Source : Design — Apache Kafka


11. Courbe d’apprentissage

Phase 1 — Comprendre les concepts (1-2 jours)

Avant d’écrire la moindre ligne de code, il faut avoir le modèle mental correct : ce qu’est un topic, ce que change le nombre de partitions, pourquoi l’offset est géré par le consommateur, comment les consumer groups parallélisent.

Sans ces bases, la configuration semble arbitraire et les problèmes de production sont mystérieux.

Phase 2 — Premier producteur/consommateur (4-6 heures)
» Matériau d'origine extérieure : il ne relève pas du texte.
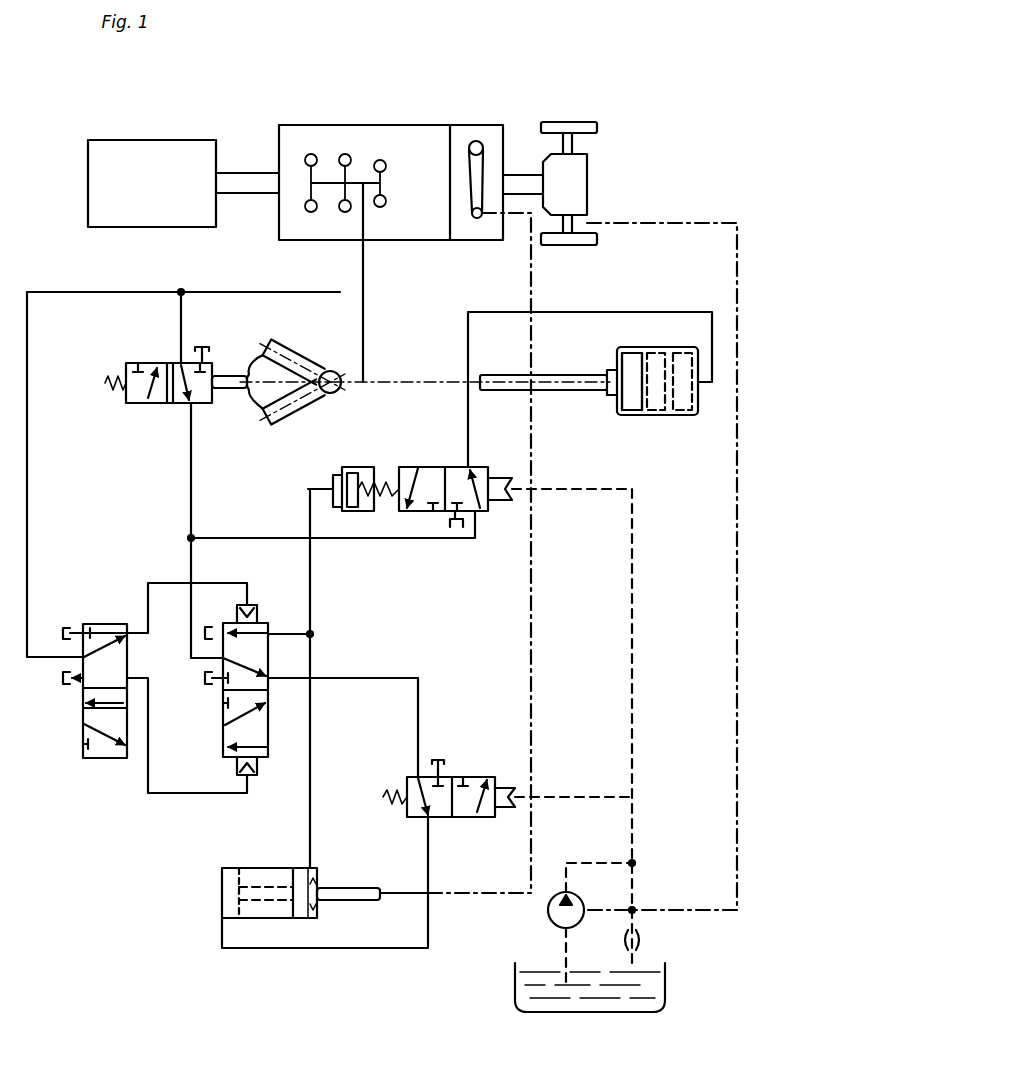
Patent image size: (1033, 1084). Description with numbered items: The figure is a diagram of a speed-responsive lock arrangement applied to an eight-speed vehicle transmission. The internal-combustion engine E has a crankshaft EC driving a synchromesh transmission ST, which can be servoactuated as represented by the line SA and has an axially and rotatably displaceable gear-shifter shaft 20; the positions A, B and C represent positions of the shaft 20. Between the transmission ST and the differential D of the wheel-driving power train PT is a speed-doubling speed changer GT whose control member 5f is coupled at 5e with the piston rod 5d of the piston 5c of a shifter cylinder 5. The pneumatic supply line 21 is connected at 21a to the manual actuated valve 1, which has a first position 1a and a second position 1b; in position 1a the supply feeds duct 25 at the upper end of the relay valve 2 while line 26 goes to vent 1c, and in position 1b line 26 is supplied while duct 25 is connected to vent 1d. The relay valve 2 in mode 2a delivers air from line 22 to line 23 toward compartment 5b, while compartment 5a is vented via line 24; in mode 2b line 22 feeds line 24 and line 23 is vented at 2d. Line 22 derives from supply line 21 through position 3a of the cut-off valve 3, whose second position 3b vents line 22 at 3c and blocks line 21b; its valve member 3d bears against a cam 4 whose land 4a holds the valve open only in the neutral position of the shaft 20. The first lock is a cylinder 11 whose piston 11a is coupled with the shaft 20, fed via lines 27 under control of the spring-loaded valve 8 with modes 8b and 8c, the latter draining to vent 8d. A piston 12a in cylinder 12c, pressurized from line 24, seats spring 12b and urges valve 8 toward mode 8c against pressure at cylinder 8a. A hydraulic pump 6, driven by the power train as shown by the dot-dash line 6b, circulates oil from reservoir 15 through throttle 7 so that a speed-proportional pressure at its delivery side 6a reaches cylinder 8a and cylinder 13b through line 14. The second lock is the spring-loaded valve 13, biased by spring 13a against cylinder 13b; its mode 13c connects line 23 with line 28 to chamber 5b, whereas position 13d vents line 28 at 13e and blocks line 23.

Installer Kafka localement (ou via Docker), écrire un producteur et un consommateur basiques. En Java ou Python, les bibliothèques sont bien documentées. Cette étape est rapide.
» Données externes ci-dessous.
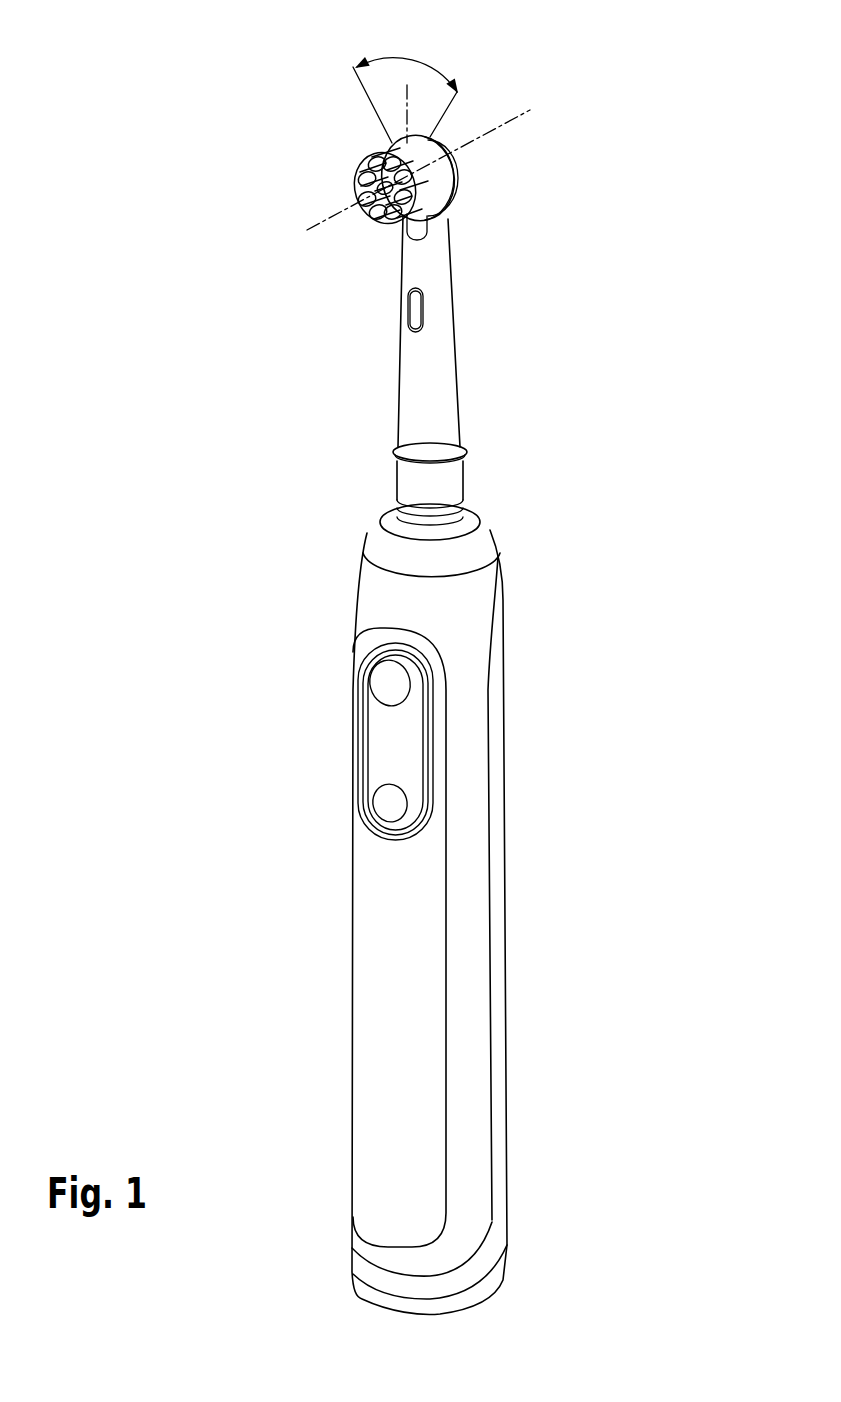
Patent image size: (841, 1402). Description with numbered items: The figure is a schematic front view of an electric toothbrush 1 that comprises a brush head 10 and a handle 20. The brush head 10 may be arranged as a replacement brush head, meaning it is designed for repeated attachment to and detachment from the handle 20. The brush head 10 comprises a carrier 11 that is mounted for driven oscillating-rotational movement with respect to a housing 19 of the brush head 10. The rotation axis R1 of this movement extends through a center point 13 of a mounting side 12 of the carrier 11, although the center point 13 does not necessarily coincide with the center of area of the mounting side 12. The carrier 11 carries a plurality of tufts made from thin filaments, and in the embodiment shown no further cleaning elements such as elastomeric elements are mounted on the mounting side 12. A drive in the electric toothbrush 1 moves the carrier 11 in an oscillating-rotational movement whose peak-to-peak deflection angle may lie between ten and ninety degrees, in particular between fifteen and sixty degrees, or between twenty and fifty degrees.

The electric toothbrush 1 is at (214, 461).
The brush head 10 is at (576, 327).
The carrier 11 is at (437, 167).
The mounting side 12 is at (433, 218).
The center point 13 is at (423, 184).
The housing 19 is at (433, 408).
The handle 20 is at (576, 957).
The rotation axis R1 is at (521, 110).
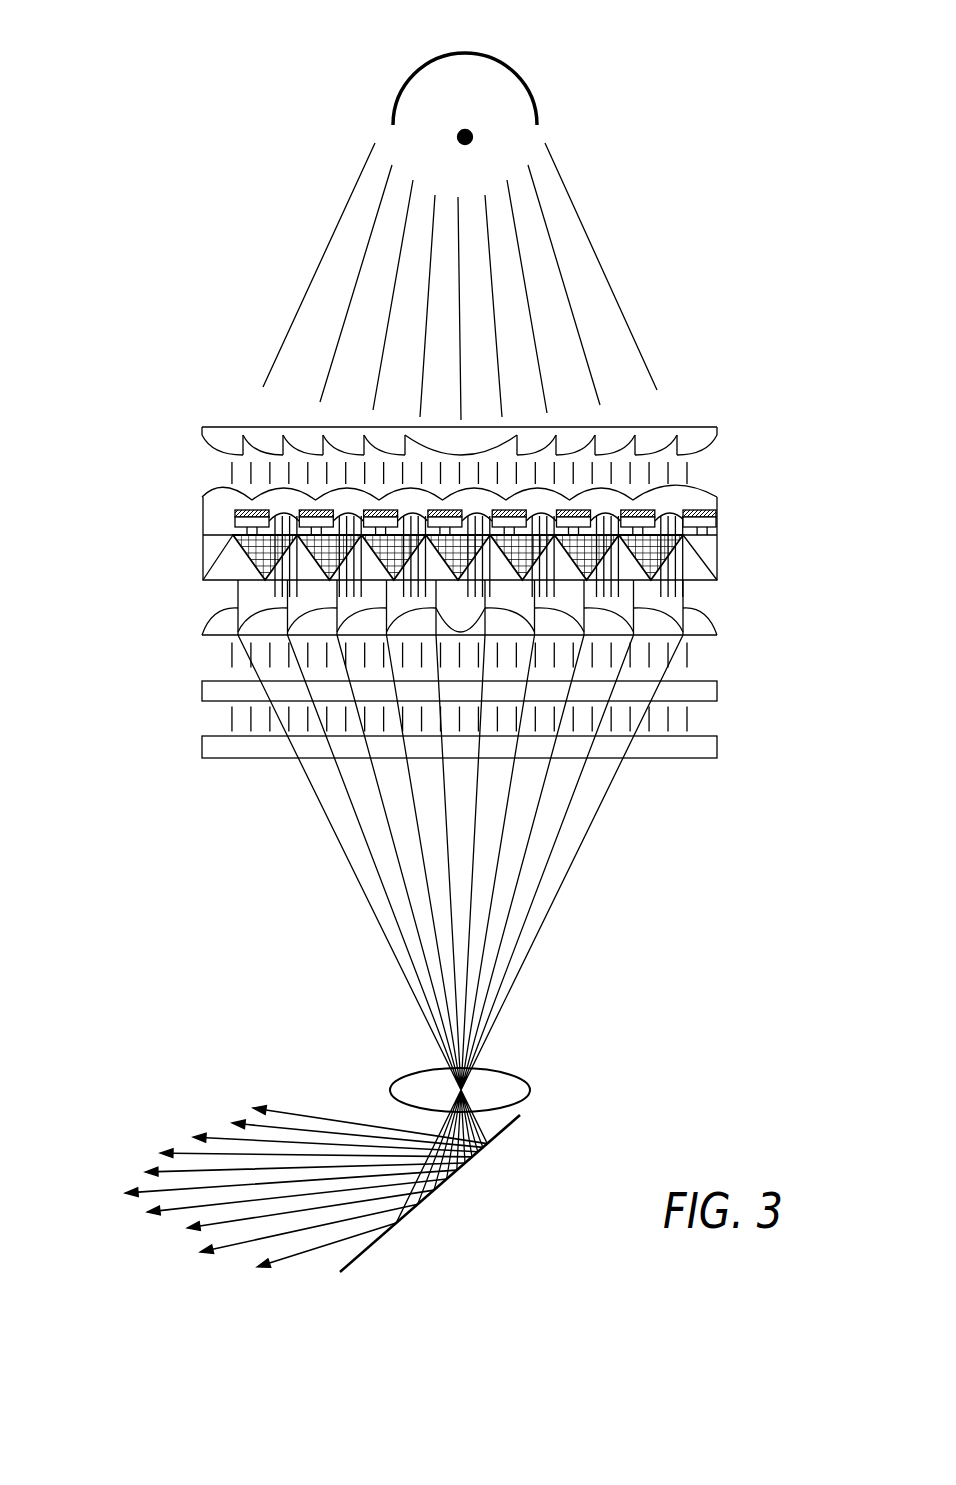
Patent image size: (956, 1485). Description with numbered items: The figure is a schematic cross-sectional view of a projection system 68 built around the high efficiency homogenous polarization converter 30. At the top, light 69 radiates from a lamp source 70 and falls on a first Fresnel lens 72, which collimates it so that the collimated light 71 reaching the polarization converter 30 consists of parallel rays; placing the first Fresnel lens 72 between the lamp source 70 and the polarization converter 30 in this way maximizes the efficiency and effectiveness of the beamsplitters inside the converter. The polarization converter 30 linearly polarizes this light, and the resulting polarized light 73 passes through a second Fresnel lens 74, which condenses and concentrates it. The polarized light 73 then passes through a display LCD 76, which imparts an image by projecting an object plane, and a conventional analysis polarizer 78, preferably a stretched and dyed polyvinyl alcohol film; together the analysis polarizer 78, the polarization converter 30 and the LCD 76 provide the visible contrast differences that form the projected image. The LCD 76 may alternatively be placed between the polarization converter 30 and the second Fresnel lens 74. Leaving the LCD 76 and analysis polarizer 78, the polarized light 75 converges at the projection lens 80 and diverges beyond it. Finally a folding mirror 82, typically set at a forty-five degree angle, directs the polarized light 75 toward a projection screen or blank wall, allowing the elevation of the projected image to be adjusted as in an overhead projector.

Phase 3 — Concepts intermédiaires (plusieurs jours)

  • Comprendre la réplication, les leaders et les ISR (In-Sync Replicas)
  • Configurer les garanties de livraison (acks, enable.idempotence)
  • Comprendre exactly-once semantics et ses implications
  • Utiliser Kafka Connect pour une intégration concrète

Phase 4 — Opérations de production (semaines à mois)

Monitorer un cluster Kafka (métriques JMX, consumer lag), dimensionner les partitions, gérer les rebalances de consumer groups, configurer la rétention, gérer les upgrades. C’est ici que la courbe monte sérieusement.

Kafka 4.0+ simplifie significativement la phase opérationnelle en supprimant ZooKeeper. C’est un système de moins à comprendre et opérer.

Pour la grande majorité des équipes, une offre managée (Confluent Cloud, AWS MSK, Aiven) est recommandée pour éviter la complexité opérationnelle et se concentrer sur la logique métier.


12. Pièges classiques

Consumer lag silencieux

Si les consommateurs ne traitent pas assez vite, le lag augmente sans déclencher d’erreur. Il faut monitorer activement la métrique consumer_lag par groupe et par partition.

Mauvais nombre de partitions au départ

Le nombre de partitions d’un topic ne peut pas être diminué après création. Augmenter le nombre de partitions change le routing des messages avec clé (les messages avec la même clé peuvent finir dans des partitions différentes). Prendre une décision réfléchie au départ.

Ordre garanti ≠ ordre global

Kafka garantit l’ordre à l’intérieur d’une partition, pas à l’échelle d’un topic entier. Si l’ordre global est critique, il faut utiliser une partition unique (ce qui élimine le parallélisme) ou implémenter une logique de réordonnancement côté consommateur.

Rebalance de consumer group

Quand un consommateur rejoint ou quitte un consumer group, Kafka réaffecte les partitions. Pendant ce rebalance, aucun consommateur n’est actif. Kafka 4.0 a introduit KIP-848 pour rendre ce processus incrémental et moins disruptif.


Conclusion

Kafka a résolu un problème réel chez LinkedIn en 2010 : remplacer une topologie de pipelines point-à-point par un bus d’événements central, scalable, et durable. Sa propriété clé — le log distribué, où les messages persistent et peuvent être rejoués — l’a rendu indispensable pour tous les systèmes qui ont besoin de traiter des événements à grande échelle.

Les points à retenir pour commencer :

  • Le modèle mental : Kafka est un log, pas une queue. Les messages ne disparaissent pas après consommation.
  • Les partitions : elles définissent le parallélisme. Bien les dimensionner dès le départ.
  • L’offset : le consommateur gère sa position de lecture. C’est ce qui permet le replay.
  • Kafka 4.0+ : plus de ZooKeeper. L’architecture s’est simplifiée.
  • L’écosystème : Kafka Connect, Kafka Streams et le Schema Registry complètent la plateforme pour la plupart des cas d’usage réels.

La documentation officielle reste la meilleure entrée en matière : kafka.apache.org/intro. Pour une montée en compétence structurée, Confluent propose du contenu gratuit de qualité sur developer.confluent.io.